Intervention de Charles de Courson

Séance en hémicycle du 2 juillet 2013 à 21h30
Débat d'orientation des finances publiques

Photo issue du site de l'Assemblée nationale ou de WikipediaCharles de Courson :

Monsieur le président, messieurs les ministres, mes chers collègues, que peuvent espérer les Français pour l'année 2014 ?

Les hypothèses de croissance du Gouvernement sont tout à fait irréalistes. Pour l'année 2012, la croissance a été nulle, alors que vous prévoyiez qu'elle serait de 0,3 %. Pour 2013, vous avez imaginé une croissance de 1,2 %, puis de 0,8 %, puis de 0,1 %. Malgré ces ajustements, vous persistez en surestimant volontairement les prévisions de croissance, puisque le consensus s'établit entre -0,1 et -0,2 %. Pour 2014, cela continue : vous aviez tablé sur 2 %, avant de revenir à 1,2 %, alors que tous s'accordent sur 0,7 %. Vous n'êtes pas en phase avec la réalité.

Le Haut conseil des finances publiques le souligne d'ailleurs dans son avis : « un léger recul du PIB en 2013 et une croissance sensiblement inférieure à 1,2 % en 2014 ne peuvent pas être exclus ». Que cela est joliment dit ! Vous commettez la même erreur que vos prédécesseurs qui, depuis plus de quinze ans, ont presque toujours surestimé les taux de croissance, parfois même d'un point !

En outre, vous prévoyez 2 % de croissance chaque année à partir de 2015, alors que selon le HCFP, la prévision d'une croissance effective de 2 % dès l'année 2015 paraît incertaine. En effet, la Commission européenne, comme beaucoup d'économistes, évalue la croissance potentielle de la France autour de 1 %. Comment l'économie française pourrait-elle brutalement passer de 1 % à 2 % de croissance potentielle, en l'absence de tout facteur structurel explicatif ? Je n'aurai pas la cruauté de rappeler ce que disaient certains augures du parti socialiste sur le taux de croissance.
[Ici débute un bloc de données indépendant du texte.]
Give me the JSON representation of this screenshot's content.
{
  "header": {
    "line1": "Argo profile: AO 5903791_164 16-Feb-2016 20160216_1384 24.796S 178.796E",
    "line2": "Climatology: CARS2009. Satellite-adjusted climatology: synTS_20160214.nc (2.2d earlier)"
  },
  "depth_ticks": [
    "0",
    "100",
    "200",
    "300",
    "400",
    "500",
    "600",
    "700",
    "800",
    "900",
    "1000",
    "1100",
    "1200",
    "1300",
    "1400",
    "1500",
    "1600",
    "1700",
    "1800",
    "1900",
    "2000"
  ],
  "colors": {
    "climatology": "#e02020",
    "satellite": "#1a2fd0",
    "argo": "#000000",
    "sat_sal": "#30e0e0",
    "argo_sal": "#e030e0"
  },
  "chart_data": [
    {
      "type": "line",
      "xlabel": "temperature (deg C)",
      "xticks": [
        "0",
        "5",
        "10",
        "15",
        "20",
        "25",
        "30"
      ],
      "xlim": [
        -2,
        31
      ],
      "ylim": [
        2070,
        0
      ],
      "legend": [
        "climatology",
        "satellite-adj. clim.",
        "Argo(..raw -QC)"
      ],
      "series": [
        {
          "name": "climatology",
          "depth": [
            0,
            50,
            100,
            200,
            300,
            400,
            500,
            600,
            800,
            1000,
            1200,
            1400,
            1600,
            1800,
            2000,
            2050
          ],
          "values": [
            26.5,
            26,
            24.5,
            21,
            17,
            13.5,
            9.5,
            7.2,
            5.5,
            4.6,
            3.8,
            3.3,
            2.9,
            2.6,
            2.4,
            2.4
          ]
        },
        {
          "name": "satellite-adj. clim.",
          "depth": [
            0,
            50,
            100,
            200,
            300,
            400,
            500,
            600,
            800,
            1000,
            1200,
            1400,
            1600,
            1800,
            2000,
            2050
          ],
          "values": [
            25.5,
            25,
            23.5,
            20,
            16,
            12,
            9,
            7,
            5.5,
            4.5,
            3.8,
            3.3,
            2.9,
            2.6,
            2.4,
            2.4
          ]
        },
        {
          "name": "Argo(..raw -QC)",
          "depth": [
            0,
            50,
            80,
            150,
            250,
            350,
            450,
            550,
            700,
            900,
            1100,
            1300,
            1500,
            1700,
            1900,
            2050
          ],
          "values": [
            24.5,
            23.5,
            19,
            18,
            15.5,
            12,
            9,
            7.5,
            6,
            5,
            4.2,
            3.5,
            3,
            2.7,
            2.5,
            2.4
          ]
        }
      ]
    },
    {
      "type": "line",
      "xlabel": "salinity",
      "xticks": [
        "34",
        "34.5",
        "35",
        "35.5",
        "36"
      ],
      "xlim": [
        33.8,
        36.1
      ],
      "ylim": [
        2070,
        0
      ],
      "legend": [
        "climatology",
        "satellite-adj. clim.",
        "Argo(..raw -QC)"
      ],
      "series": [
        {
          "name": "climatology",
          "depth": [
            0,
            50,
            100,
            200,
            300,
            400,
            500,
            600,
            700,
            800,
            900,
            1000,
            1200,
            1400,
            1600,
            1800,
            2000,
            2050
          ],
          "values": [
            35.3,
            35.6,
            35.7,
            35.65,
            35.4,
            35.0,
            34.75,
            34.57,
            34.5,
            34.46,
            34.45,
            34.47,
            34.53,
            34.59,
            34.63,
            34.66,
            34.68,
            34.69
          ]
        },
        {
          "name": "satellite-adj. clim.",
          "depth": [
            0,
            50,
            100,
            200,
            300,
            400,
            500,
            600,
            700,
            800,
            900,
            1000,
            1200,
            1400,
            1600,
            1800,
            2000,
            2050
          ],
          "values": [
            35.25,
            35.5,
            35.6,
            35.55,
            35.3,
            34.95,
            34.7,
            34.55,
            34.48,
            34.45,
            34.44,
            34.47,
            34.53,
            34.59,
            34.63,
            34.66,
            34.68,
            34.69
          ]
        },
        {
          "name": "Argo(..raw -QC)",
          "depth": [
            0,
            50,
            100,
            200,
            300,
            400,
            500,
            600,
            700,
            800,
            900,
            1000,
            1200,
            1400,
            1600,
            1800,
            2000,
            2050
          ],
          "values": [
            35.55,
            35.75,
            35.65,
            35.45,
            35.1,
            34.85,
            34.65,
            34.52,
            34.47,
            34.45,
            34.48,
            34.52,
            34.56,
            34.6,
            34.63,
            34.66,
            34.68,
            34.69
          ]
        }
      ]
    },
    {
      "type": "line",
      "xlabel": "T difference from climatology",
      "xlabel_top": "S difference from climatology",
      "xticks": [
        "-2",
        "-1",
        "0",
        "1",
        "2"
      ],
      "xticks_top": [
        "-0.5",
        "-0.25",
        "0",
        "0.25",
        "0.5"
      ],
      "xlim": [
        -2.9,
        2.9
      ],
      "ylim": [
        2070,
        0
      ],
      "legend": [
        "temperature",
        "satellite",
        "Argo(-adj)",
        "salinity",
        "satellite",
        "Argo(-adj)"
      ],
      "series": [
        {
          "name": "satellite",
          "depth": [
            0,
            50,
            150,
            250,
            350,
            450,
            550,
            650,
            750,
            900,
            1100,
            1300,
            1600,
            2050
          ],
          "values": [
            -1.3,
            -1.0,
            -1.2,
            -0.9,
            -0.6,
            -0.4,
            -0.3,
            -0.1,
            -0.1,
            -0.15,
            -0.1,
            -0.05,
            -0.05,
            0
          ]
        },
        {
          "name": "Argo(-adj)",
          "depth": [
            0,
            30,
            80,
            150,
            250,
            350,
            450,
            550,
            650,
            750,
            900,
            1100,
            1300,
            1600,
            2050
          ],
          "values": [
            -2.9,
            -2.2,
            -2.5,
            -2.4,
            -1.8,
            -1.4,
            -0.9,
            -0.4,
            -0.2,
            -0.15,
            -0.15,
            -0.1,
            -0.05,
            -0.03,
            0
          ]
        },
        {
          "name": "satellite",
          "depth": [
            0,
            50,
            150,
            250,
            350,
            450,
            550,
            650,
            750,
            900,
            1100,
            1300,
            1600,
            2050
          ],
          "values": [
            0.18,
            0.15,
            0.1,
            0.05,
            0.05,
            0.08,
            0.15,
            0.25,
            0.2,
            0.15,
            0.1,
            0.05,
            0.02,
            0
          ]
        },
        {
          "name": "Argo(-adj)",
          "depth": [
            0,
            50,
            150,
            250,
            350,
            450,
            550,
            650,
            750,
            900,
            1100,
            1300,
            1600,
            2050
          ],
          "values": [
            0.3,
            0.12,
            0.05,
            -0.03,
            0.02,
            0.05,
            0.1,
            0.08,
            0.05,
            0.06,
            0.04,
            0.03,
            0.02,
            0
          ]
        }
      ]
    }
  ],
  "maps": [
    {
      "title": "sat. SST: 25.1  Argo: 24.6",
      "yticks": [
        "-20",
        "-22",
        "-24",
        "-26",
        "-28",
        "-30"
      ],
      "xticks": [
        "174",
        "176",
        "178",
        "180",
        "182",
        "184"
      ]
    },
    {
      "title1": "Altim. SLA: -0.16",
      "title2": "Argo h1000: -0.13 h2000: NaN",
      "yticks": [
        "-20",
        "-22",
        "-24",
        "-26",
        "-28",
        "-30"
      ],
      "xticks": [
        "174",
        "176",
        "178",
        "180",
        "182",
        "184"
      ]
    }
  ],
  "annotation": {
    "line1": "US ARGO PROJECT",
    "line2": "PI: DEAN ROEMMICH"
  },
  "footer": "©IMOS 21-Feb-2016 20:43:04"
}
La France est dans une situation économique très difficile car votre politique a affaibli les mécanismes mêmes de la croissance – c'est, je pense, la principale critique que l'on peut lui adresser.

En taxant à outrance les ménages et les entreprises, à hauteur de 28 milliards d'euros en 2013, vous avez découragé le travail, le risque et l'investissement, et pénalisé le rendement du capital.

Vous expliquez que la majorité précédente a augmenté de 35 milliards en cinq ans les prélèvements obligatoires. C'est exact, monsieur le ministre, mais vous les avez augmentés de 28 milliards en une année et demie ! Ne vous étonnez donc pas des conséquences dramatiques d'une telle hausse sur l'activité économique. D'ailleurs, le rendement réel des obligations net de prélèvements est à présent proche de zéro, et on est mieux traité lorsque l'on dépose son argent à vue. Mais ce n'est pas le Livret A qui relancera l'économie française !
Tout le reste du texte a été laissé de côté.